Optical amplifiers

This invention relates to optical amplifiers and is concerned more particularly, but not exclusively, with erbium doped fibre amplifiers (EDFAs).

EDFAs are designed to amplify optical signals with a gain controlled by the drive currents applied to one or more optical pump lasers for supplying pump light to the erbium doped fibre (EDF) loop. Commonly the optical pump laser is cooled by a thermo-electric cooler (TEC) driven by a cooling current. However, when the amplifier is operating at high temperatures, the cooling current that is required to be supplied to the TEC becomes high, and this can result in substantial self-heating of the cooler due to the current passing through it. This self-heating must then in turn be overcome by increasing the level of cooling by the TEC and hence the cooling current, and this can result in thermal runaway, due to the continuously increasing TEC current requirement to contain the temperature of the pump laser leading to the need for more cooling and hence a further increase in the TEC current, etc. so that the cooling feedback mechanism goes out of control. At this point an EDFA controller may be instructed to turn off the pump laser to protect it, but this has the disadvantageous effect of disrupting the signal traffic being conducted by the amplifier since the amplifier stops providing gain. Furthermore, when the cooling current is controlled by an external control circuit sensing the temperature of the amplifier being controlled, the situation may be reached whereby the extra heating induced by the increased drive current causes thermal runaway such that the increased heat generated by the cooling current cannot be overcome by the cooling applied by the cooler. In this case the heat of the pump laser can increase to such an extent that the solder holding the laser chip to the cooler melts and the laser chip misaligns relative to the optical fibre. If this occurs the optical fibre link within which the optical amplifier is used experiences signal attenuation and/or increased noise.

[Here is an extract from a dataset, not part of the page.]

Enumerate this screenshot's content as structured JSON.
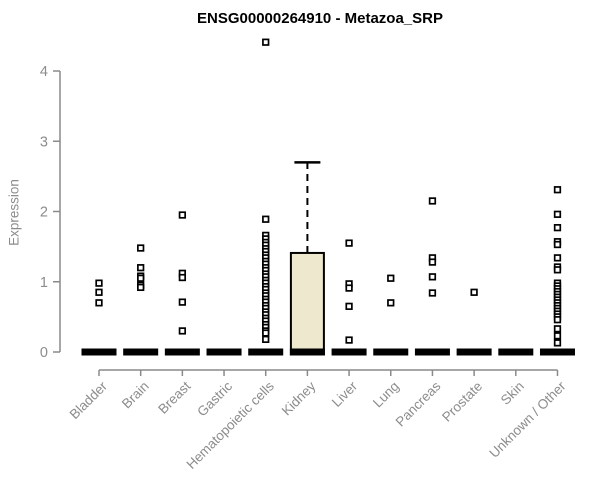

It is an object of the invention to control the cooling of the pump laser to prevent thermal runaway caused by self-heating of the cooler.

According to the present invention an optical amplifier comprising an optical fibre; a pump laser for optically pumping the optical fibre to amplify an optical signal; a cooler for cooling the pump laser on receipt of a cooling current; a temperature sensor for monitoring a temperature of the amplifier; and a control circuit for controlling the cooling current in dependence on a sensing output from the temperature sensor, so as to maintain the temperature of the pump laser at a temperature set point; wherein the control circuit is configured (i) to maintain the temperature of the pump laser at a first temperature set point within a predetermined temperature range of the amplifier, and (ii) to maintain the temperature of the pump laser at a second temperature set point, higher than the first temperature set point, when the sensing output from the temperature sensor exceeds a threshold value.

In this case, the feature that the temperature set point is raised to a higher level when the temperature of the pump laser goes above a preset level reduces the amount of self-heating of the pump laser, and thus prevents a thermal runaway situation.

In a possible variant the control circuit is further configured to vary the temperature of the pump laser in accordance with a variable temperature set point when the sensing output from the temperature sensor exceeds the threshold value, until the temperature of the pump laser reaches the second temperature set point. Thus, instead of the temperature set point changing substantially instantly in one step from the first temperature set point to the second temperature set point when the sensing output from the temperature sensor exceeds the threshold value, the temperature set point can gradually increase from the first temperature set point to the second temperature set point over a period of time.

The invention also provides a method of controlling an optical amplifier having an optical fibre, a pump laser for optically pumping the optical fibre to amplify an optical signal, and a cooler for cooling the pump laser on receipt of a cooling current, the method comprising controlling the cooling current in dependence on a sensed temperature of the amplifier so as (i) to maintain the temperature of the pump laser at a first temperature set point within a predetermined temperature range of the amplifier, and (ii) to maintain the temperature of the pump laser at a second temperature set point, higher than the first temperature set point, when the sensed temperature exceeds a threshold value.

Each of the embodiments of the invention to be described below is applied to an EDF (Erbium Doped Fibre) loop amplifier comprising one or more EDF loops. The or each EDF loop is supplied with pump light from a pump laser in the form of a laser diode under the control of an automatic gain control (AGC). If required more than one laser diode may be provided for pumping the or each EDF loop, and/or additional loops and associated pump laser diodes may be provided. The pump stages may be controlled in response to receipt by the AGC of electrical detection signals from input and output power detectors in the form of photodiodes and associated tap-off couplers for monitoring the input and output powers of the amplifier.